People talk a lot about the Yankees-Red Sox rivalry, but it hasn’t truly been a rivalry in many years. It’s been a decade since they finished within less than six games of each other in the standings. Manny Ramirez, Nomar Garciaparra, Jason Varitek, Pedro Martinez, Derek Jeter, Mariano Rivera, Alex Rodriguez and everyone else who made this Boston-New York games interesting are retired. Heck, David Ortiz held up a “RE2PECT” sign when Derek Jeter retired. There’s no bad blood here anymore. To the extent people talk about this allegedly “bitter rivalry,” they’re engaging in early 21st century nostalgia.
But the trade Brian Cashman made for Todd Frazier, David Robertson, and Tommy Kahnle last night makes things a bit more interesting than it has been for some time.

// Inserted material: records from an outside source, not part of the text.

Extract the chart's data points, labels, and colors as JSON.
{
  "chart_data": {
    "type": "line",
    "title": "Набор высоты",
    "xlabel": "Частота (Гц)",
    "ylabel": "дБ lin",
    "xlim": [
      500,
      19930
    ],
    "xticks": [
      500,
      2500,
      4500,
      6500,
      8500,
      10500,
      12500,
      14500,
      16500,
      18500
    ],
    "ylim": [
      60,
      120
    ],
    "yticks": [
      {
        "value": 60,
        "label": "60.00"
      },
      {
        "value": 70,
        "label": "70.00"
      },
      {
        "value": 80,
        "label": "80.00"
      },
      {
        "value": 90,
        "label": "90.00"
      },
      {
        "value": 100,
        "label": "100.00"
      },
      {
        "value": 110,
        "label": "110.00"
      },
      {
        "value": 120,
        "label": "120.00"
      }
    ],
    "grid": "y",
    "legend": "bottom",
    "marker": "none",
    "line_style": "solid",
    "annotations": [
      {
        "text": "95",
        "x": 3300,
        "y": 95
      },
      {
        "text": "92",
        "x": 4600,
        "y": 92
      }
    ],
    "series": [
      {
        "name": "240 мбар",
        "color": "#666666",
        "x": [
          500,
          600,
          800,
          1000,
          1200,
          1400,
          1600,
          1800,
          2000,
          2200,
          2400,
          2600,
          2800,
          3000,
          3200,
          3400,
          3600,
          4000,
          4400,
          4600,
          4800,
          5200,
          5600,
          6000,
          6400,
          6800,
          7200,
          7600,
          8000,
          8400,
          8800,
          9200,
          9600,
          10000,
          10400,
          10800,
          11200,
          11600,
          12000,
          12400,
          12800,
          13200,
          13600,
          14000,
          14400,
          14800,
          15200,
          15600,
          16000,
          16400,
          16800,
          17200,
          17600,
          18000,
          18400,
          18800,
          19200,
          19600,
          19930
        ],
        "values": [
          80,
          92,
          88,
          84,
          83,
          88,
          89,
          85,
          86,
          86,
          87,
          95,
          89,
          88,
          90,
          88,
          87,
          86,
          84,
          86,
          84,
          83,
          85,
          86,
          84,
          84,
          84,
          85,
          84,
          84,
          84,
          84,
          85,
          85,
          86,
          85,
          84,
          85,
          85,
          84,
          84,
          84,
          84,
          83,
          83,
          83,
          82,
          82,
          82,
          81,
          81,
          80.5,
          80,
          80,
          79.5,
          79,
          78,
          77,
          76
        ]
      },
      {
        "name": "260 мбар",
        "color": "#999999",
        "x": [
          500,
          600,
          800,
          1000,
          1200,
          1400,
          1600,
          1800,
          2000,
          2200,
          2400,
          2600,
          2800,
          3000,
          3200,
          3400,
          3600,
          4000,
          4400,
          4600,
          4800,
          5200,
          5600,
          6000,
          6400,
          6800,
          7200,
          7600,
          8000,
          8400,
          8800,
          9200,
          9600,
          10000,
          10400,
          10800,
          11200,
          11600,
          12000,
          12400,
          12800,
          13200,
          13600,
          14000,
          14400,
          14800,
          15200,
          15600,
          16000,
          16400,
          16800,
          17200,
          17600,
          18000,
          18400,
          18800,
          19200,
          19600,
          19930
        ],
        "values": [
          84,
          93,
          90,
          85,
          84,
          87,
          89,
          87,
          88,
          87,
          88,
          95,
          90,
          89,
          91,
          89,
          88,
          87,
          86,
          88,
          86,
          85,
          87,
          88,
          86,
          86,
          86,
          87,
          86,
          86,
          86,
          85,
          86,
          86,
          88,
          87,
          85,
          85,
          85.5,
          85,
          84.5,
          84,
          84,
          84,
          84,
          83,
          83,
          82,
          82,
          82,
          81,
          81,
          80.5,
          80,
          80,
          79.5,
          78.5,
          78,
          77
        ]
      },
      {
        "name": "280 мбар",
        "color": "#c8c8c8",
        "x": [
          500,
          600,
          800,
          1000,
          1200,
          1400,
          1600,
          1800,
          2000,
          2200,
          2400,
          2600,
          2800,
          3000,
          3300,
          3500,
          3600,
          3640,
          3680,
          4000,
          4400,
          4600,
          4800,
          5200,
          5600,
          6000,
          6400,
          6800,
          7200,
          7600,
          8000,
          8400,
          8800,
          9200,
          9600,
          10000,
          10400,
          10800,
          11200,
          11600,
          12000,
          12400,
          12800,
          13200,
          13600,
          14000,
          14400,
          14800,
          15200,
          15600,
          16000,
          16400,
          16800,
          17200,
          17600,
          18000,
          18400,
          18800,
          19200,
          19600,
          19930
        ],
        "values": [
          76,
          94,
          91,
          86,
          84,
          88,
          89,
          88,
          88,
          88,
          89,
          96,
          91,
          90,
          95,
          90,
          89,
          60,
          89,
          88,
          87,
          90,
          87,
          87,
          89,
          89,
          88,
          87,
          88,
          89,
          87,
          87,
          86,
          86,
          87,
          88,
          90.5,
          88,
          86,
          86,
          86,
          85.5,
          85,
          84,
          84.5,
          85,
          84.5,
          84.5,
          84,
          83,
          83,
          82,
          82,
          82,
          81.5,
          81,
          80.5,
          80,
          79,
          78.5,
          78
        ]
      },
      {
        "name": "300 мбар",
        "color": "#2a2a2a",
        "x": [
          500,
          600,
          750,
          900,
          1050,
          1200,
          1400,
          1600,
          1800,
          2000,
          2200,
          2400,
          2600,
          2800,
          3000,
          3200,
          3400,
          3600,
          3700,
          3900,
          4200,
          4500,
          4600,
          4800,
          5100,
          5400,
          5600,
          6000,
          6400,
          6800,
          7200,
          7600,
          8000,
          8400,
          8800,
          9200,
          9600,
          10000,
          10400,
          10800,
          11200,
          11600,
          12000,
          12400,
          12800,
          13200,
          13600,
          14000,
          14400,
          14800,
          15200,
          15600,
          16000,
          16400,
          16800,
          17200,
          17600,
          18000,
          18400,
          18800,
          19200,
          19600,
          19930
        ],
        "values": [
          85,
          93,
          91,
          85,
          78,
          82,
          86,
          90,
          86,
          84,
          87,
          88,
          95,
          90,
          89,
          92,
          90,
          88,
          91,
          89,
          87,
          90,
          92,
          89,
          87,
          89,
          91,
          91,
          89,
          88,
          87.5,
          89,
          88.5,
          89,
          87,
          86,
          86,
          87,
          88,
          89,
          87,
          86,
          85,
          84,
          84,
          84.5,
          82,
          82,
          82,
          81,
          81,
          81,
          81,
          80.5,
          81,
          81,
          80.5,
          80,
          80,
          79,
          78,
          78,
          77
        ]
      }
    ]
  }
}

On one level it changes things because it’s a signal that the Yankees, who have struggled of late after a surprisingly good first half, are truly going for it this year. That they would be wasn’t a given. This was supposed to be a rebuilding year of sorts, with young players like Aaron Judge, Gary Sanchez and Clint Frazier getting used to the grind of a full season while New York’s well-stocked farm system matures. The idea: whatever happened this year was gravy, but true, sustained contention for the Yankees would be in the coming years, not in 2017.

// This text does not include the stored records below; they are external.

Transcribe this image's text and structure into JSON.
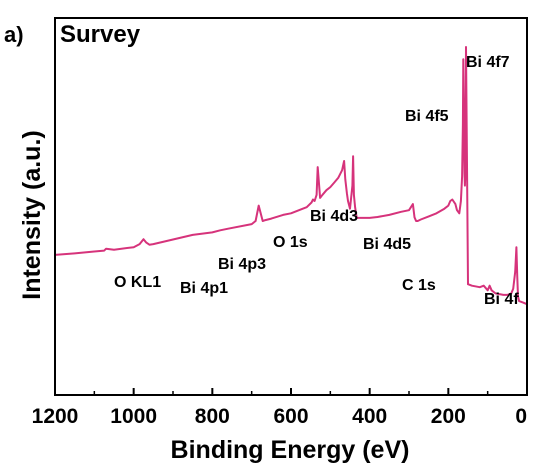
{
  "panel_label": "a)",
  "chart_data": {
    "type": "line",
    "title": "Survey",
    "xlabel": "Binding Energy (eV)",
    "ylabel": "Intensity (a.u.)",
    "xlim": [
      1200,
      0
    ],
    "x_reversed": true,
    "ylim": [
      0,
      100
    ],
    "xticks": [
      "1200",
      "1000",
      "800",
      "600",
      "400",
      "200",
      "0"
    ],
    "xtick_values": [
      1200,
      1000,
      800,
      600,
      400,
      200,
      0
    ],
    "y_ticks_shown": false,
    "grid": false,
    "series": [
      {
        "color": "#d6337b",
        "x": [
          1200,
          1150,
          1100,
          1075,
          1070,
          1050,
          1000,
          985,
          975,
          968,
          960,
          950,
          900,
          850,
          800,
          780,
          760,
          700,
          690,
          682,
          675,
          672,
          665,
          650,
          620,
          600,
          570,
          560,
          548,
          544,
          540,
          535,
          532,
          529,
          526,
          520,
          510,
          500,
          490,
          480,
          470,
          465,
          462,
          458,
          455,
          450,
          444,
          442,
          440,
          437,
          433,
          420,
          400,
          380,
          350,
          320,
          300,
          290,
          286,
          282,
          278,
          270,
          250,
          230,
          210,
          200,
          195,
          190,
          182,
          178,
          172,
          168,
          165,
          163,
          162,
          160,
          159,
          158,
          157,
          156,
          155,
          150,
          140,
          120,
          110,
          100,
          95,
          90,
          80,
          60,
          50,
          40,
          35,
          30,
          27,
          25,
          23,
          20,
          10,
          0
        ],
        "y": [
          32.5,
          33,
          33.6,
          33.9,
          34.5,
          34.2,
          35,
          36,
          37.6,
          36.5,
          35.8,
          36,
          37.5,
          39,
          39.8,
          40.5,
          41,
          42.5,
          43.5,
          48.5,
          45,
          43.5,
          43.8,
          44.3,
          45.5,
          46,
          47.5,
          48,
          49.5,
          50.5,
          50,
          52,
          61,
          56,
          51,
          52,
          53.5,
          54.5,
          56,
          57.5,
          60,
          63,
          57,
          52.5,
          50,
          47.5,
          55,
          64.5,
          52,
          48,
          44.5,
          44.5,
          44.5,
          44.8,
          45.5,
          46.5,
          47,
          49,
          44.7,
          43.5,
          43.5,
          44,
          45,
          46,
          47.5,
          48.5,
          50,
          50.5,
          49,
          47,
          46,
          50,
          58,
          75,
          96,
          72,
          59,
          55,
          58,
          75,
          100,
          23,
          22.5,
          22,
          22.5,
          21,
          22.5,
          21,
          20,
          19.5,
          19.5,
          20,
          21.5,
          27,
          35,
          26,
          19,
          17.5,
          17,
          16.5
        ]
      }
    ],
    "annotations": [
      "O KL1",
      "Bi 4p1",
      "Bi 4p3",
      "O 1s",
      "Bi 4d3",
      "Bi 4d5",
      "C 1s",
      "Bi 4f5",
      "Bi 4f7",
      "Bi 4f"
    ]
  }
}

While it may have been disappointing for fans, it would’ve been completely reasonable for the Yankees to smile at what they’ve done this year but to stand pat at the deadline, realizing that they’ll have better chances in the future. With Masahiro Tanaka eligible to opt out after this year and with CC Sabathia and Michael Pineda in walk years (and in Pineda’s case, injured) they need to address their rotation for the coming seasons. Those are long-term concerns, not immediate competitive ones, not necessarily amenable to a big splash. By making this trade, however, New York is signaling that it is, without question, shooting to make up the 3.5 games separating them and their rivals from Boston in 2017.
On another level, something about this trade gives us that 2003-2004 feeling in that, as the Yankees improved themselves, they also closed off a potential avenue for the Red Sox to do the same.
Boston has made no secret of its desire to fix its dreadful third base situation and over the weekend there were reports that they were interested in acquiring Frazier to do so. And, like almost every other team, they could stand to add relievers. By taking the best third baseman and arguably the best available bullpen arm in Frazier and Robertson, the Yankees made a bold, ready-for-storyline-based-columns move in the zero-sum competition with Boston.
I don’t expect all of this to translate into Varitek-Rodriguez-style face-shoving or Pedro Martinez-style bulletin board material, but it certainly makes the Red Sox-Yankees a a bit more interesting than it’s been of late. At the very least it should help tighten things up between the east coast rivals in the AL East and give those of us who remember the Boston-New York rivalry of the early 2000s something to talk about.
At least as long as the second place Rays don’t win 18 of 20 and bury them both. That would be a major bummer for us old guys and all the storyline writers, eh?